Scanty snowfall and lack of food availability due to climate change has cut short the hibernation period of bears drastically — from an average four to five months to barely two now, experts have found.

They also warned that changes in hibernation patterns have had repercussions on the animal’s behaviour, turning it more aggressive and leading to increased bear attacks. “We are now recording bear attacks even in December and January when the animals are known to hibernate,” said J S Suhag, chief wildlife warden of Uttarakhand forest department.

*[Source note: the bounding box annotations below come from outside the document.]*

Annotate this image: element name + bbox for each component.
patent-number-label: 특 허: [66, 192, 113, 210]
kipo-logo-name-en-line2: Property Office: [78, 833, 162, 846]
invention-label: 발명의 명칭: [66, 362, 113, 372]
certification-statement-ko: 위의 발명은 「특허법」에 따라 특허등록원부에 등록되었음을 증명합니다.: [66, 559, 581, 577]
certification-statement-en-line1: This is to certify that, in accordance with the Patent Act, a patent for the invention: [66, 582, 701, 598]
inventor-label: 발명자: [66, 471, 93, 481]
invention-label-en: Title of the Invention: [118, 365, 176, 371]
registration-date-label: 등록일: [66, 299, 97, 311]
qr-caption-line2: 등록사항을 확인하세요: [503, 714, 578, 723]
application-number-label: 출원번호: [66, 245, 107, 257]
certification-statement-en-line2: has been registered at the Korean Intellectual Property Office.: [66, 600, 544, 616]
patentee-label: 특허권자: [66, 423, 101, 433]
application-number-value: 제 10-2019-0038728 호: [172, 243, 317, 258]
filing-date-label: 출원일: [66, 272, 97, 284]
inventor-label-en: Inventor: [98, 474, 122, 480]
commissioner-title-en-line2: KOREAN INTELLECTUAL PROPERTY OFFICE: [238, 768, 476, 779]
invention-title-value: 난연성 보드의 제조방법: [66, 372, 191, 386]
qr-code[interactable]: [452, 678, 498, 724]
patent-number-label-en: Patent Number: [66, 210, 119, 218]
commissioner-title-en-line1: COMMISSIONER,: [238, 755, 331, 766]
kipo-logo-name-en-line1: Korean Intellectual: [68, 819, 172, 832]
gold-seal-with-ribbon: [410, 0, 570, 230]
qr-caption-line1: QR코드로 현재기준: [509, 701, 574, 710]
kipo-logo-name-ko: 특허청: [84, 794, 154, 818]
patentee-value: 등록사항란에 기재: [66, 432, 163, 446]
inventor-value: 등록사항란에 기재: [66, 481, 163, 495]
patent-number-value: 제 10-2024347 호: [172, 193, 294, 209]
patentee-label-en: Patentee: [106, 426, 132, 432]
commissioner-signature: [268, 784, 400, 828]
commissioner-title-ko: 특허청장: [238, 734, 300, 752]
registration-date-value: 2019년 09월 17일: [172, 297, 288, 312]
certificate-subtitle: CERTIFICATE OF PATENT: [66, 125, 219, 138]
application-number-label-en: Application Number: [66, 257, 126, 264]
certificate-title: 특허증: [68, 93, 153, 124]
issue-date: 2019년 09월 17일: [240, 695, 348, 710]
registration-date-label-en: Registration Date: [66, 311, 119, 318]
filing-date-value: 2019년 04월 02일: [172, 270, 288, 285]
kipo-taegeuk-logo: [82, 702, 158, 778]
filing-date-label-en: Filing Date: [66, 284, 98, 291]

This year, four people were killed in 64 incidents of man-bear conflict in the state. In 2019, four people died in 76 bear attacks while two were killed in 54 incidents in 2018. S Sathyakumar, senior scientist at Wildlife Institute of India who has been studying man-animal conflict in Uttarakhand’s high altitudes under a UNDP project, said climate change has affected hibernation of the Asiatic black bear (Ursus thibetanus).

“They are now hibernating for shorter durations due to scanty snowfall. Earlier, they would hardly be seen from mid-December to mid-March. But this year, we spotted a bear with its cub wandering around in Darma Valley of Pithoragarh in January. This is very unusual,” he said.

‘Reproductive cycle may be hit by short hibernation’

Lalit Kumar Sharma, head of department, wildlife and Geographic Information System division, at the headquarters of Zoological Survey of India in Kolkata, who was part of a five-year study (2008-2012) on bears in Jammu & Kashmir, told TOI that the average hibernation period of Asiatic black bears was now down to 54 days instead of three to five winter months. “We found that one radio-collared bear hibernated for just 32 days,” he said.

Shorter hibernation has also been observed among Himalayan brown bears (Ursus arctos), said Sharma, whose team recorded sightings of the animal in January in Himachal Pradesh.

Experts said the bears were hibernating for short periods due to less snowfall. “Snowfall in the Himalayas is now spread out over more months, but it is scanty. At the same time, climate change has affected food availability. For instance, berries that flowered in May are flowering early, leaving bears with less food sources towards the winter which is why they are venturing near human habitats, searching for food,” Sathyakumar said.

The changes in hibernation patterns and lack of food resources are also turning bears aggressive, said Sathyakumar. “It is also likely to affect their offspring if the mother bear does not have adequate fat stores in the body,” he said.

Sharma also agreed that the reproductive cycle of the species may be affected. “Bears mate during spring and give birth to offspring during hibernation. Short hibernation periods could impact this cycle.” Bears are among several species that have been affected as Himalayan biodiversity changes due to climate change, said Subrat Sharma, head of GB Pant National institute of Himalayan Environment, Ladakh. He said snowfall across the Himalayan region has reduced over the past few years and warmer and dry winters have disrupted hibernation patterns of animals, including bears.